Umbilical cord blood: Identifying the communal in global UCB banking

You are invited to the public lecture that is part of the 2019-20 Sadler Seminar Series.

This event will be held in room 3.01 (seminar room 1) in Clothworkers Building South

Since the 1990s, initiatives of banking umbilical cord blood (UCB) have mushroomed, including forms of public banking, family or private banking, and hybrid banking.

Traditionally, blood has many social and cultural connotations, but awareness of the use of UCB for therapeutic and research purpose has grown over the last decades.

Since sourcing began in the 1990s, the status of UCB has altered from ‘waste’ to ‘gift’, from ‘gift’ to ‘commodity’, and in some cases, it has been taken out of circulation to be hoarded as form of expensive security. Its collection from families generally relies on the connection of UCB with intimate cultural bonds expressed through the notions of gift, saving, security, insurance and solidarity for and with family, community and, also, strangers. At the same time, however, UCB banking has become part of a global banking, therapy and life science industry.

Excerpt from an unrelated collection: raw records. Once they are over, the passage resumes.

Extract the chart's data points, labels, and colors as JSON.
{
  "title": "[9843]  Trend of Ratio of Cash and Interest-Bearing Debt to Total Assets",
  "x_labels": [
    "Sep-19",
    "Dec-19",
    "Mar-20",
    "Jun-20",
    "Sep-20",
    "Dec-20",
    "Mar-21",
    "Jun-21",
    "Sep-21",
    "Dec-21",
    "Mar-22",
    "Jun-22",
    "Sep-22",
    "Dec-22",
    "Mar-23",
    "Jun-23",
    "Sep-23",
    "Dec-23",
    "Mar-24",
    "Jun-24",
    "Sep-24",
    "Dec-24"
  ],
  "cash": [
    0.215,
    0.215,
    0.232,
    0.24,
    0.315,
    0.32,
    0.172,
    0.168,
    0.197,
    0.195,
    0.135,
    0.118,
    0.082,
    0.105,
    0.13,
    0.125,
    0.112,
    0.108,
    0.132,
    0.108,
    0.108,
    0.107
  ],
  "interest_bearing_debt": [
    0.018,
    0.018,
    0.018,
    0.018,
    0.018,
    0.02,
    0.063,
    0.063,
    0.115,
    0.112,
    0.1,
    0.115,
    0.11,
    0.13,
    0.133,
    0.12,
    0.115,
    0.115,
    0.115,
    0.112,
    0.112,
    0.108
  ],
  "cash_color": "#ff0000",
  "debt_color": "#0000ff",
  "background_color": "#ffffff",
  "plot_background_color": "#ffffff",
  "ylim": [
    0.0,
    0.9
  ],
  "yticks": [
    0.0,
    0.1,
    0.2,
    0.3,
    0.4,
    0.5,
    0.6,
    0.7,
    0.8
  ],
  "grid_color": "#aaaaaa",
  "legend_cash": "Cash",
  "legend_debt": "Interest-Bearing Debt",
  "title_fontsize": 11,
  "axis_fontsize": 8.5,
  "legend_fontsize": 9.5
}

Against this background, this lecture will discuss how the meaning of the notion of blood has been changing over the last decades in the globalising world of UCB banking. The lecture explores how the various models of UCB banking mobilise traditional societal ties of people with their communities, and what these practices actually mean in terms of the needs of community members, including, for instance, ethnic minorities and the various socio-economic segments of society; secondly to what extent we can speak of Western and Asian models of UCB banking. Examining examples of UCB banking in Asia, the question is raised on how the ‘gift’ of UCB figures locally and in the context of global complexities and opaqueness of the global blood industry.

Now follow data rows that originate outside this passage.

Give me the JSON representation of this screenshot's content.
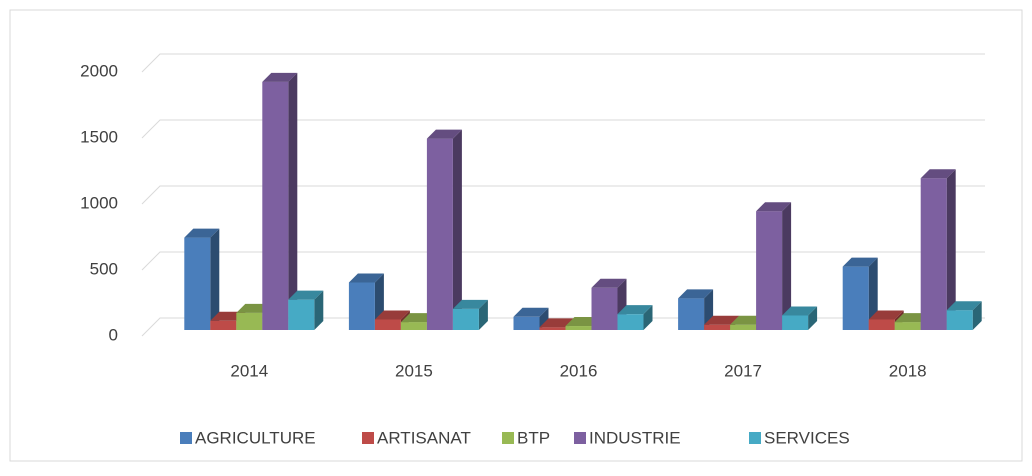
{
  "chart_data": {
    "type": "bar3d",
    "categories": [
      "2014",
      "2015",
      "2016",
      "2017",
      "2018"
    ],
    "series": [
      {
        "name": "AGRICULTURE",
        "color": "#4a7ebb",
        "values": [
          700,
          360,
          100,
          240,
          480
        ]
      },
      {
        "name": "ARTISANAT",
        "color": "#be4b48",
        "values": [
          70,
          80,
          20,
          40,
          80
        ]
      },
      {
        "name": "BTP",
        "color": "#98b954",
        "values": [
          130,
          60,
          30,
          40,
          60
        ]
      },
      {
        "name": "INDUSTRIE",
        "color": "#7d60a0",
        "values": [
          1880,
          1450,
          320,
          900,
          1150
        ]
      },
      {
        "name": "SERVICES",
        "color": "#46aac5",
        "values": [
          230,
          160,
          120,
          110,
          150
        ]
      }
    ],
    "ylim": [
      0,
      2000
    ],
    "yticks": [
      0,
      500,
      1000,
      1500,
      2000
    ],
    "grid": true,
    "legend": "bottom"
  }
}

Margaret Sleeboom-Faulkner is Professor of Social and Medical Anthropology at the University of Sussex (Brighton, UK). Her work concerns processes of nation-state building in China and Japan and biotechnology and society in Asia. 

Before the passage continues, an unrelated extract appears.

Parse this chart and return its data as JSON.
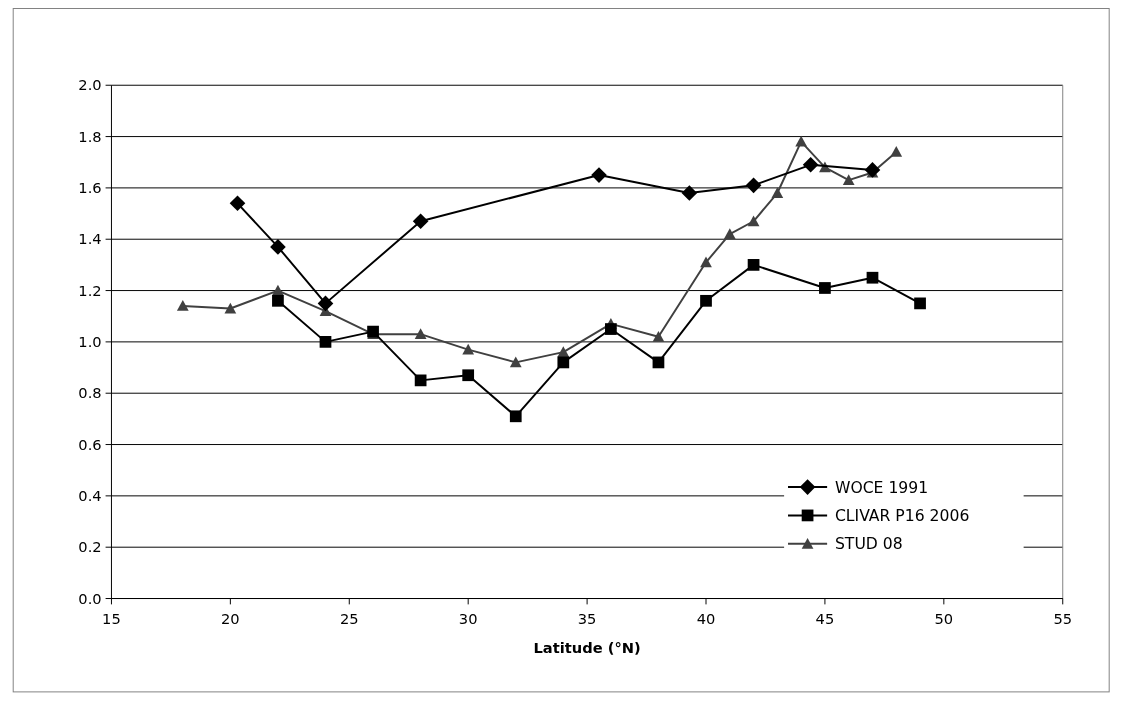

Margaret’s research projects concern international life science networks in the fields of biobanking and biomaterials, and stem cell therapies and experimentality (funded by the ERC and ESRC respectively). In these projects she combines anthropological approaches and social studies of science.

This event is part of the Sadler Seminar series, Vital Circulations: Bodily Fluids in Bioeconomy, supported by the Leeds Arts and Humanities Research Institute.